The group stops at a liquor store (uh oh) which is really like a 7/11 with hard liquor. Nova and the daughter search the shelves that have just about been wiped clean, where Nova picks up... bandage rolls. Sounds logical. April skulks off to the corner of the store where the sundries are in perfect order without a single product missing and picks up... the same box of bandage rolls. Really?

Fin plays the hero next, so his family can realize that hey, they don't have a man in the house anymore (hell, they don't have a HOUSE anymore), so they need a man. I guess. He saves a bus full of children by rappelling down from a bridge with all the gear that any ex-surfing pro and bar owner keeps in his vehicle, you know, just in case. 



Baz gets to show his incredible strength (not to mention how much weight that truck bumper could handle) by working the rope and pulleys but obviously using no muscle to pull the rope at all. Skip ahead and the kids are rescued - and in an ambulance - all of them. Uh huh. Not there to help, just there for the magic blankets, right?


So. Fin's boy is going to flight school and is the only one of the people hiding inside (where they should have stayed) who doesn't get munched by the magical sharks that not only fall out of the sky, but don't need to breathe water, don't splat on the ground, and are still pissed enough to eat anybody they fall on. Yeeeeah. I don't know who had the great idea of using homemade bombs (cute, guys) to 'stabilize' a tornado but hey, this movie's gotta end. Soon. Very soon.


As the boy and Nova go in the air with a helicopter to detonate some bombs without getting sucked into the tornado themselves or blown out of the sky by the explosions, on the ground we're whittling down survivors. They got into a machine shop and now have chainsaws and... sigh. Fin shows his might, his courage, his wit, his green screen acting skills as he uses one to saw a falling shark lengthwise clean in half. No shit. Woof.


Baz has got to go, we like him too much and he's got more character than all the others put together so - he's dead. Some made fun of his seemingly constantly changing accent but either he did it on purpose or he's a bit mixed in the head - he said in the movie he was Tasmanian (and, in reality, he was born and raised there) so... meh.


Back to the idiots in the helicopter. They seem to triumph at first - until Nova falls out and gulp! She falls right down the gullet of a shark that continues its journey to the ground. Matt says 'Noooooo!' like he's known her for years instead of ten minutes, tops. Then he starts to lose control of the 'copter. It goes down in smoke (well, a much smaller, probably radio controlled toy helicopter does anyway)... until it almost reaches the ground. Then the smoke is all gone, it turns back into the first helicopter and it makes a gentle landing. Pffft...
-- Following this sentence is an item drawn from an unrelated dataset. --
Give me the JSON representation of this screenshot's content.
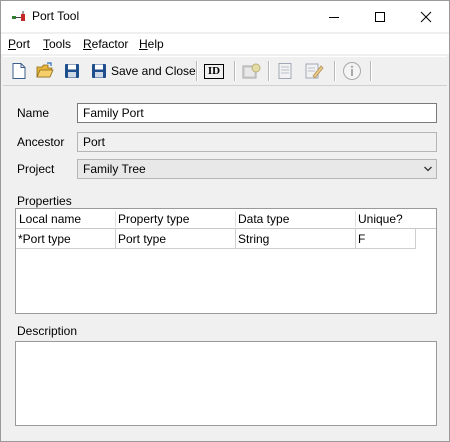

Fin realizes that the last bomb didn't work so he takes a truck with nitro on board that they stole where Baz put all the other bombs, drives it toward the tor... uh, sharknado and lights a bomb (don't ask), hits the nitro button and he jumps out.


Okay, except that they already used the nitro to outrun a cop that chased them... for absolutely no reason whatsoever. Unless they had an extra nitro canister... sigh. And... boom goes the dynamite. Sharks are now falling everywhere. Not splatting, not splitting apart into a thousand pieces, they're coming down mean and hungry. And really, really, fake.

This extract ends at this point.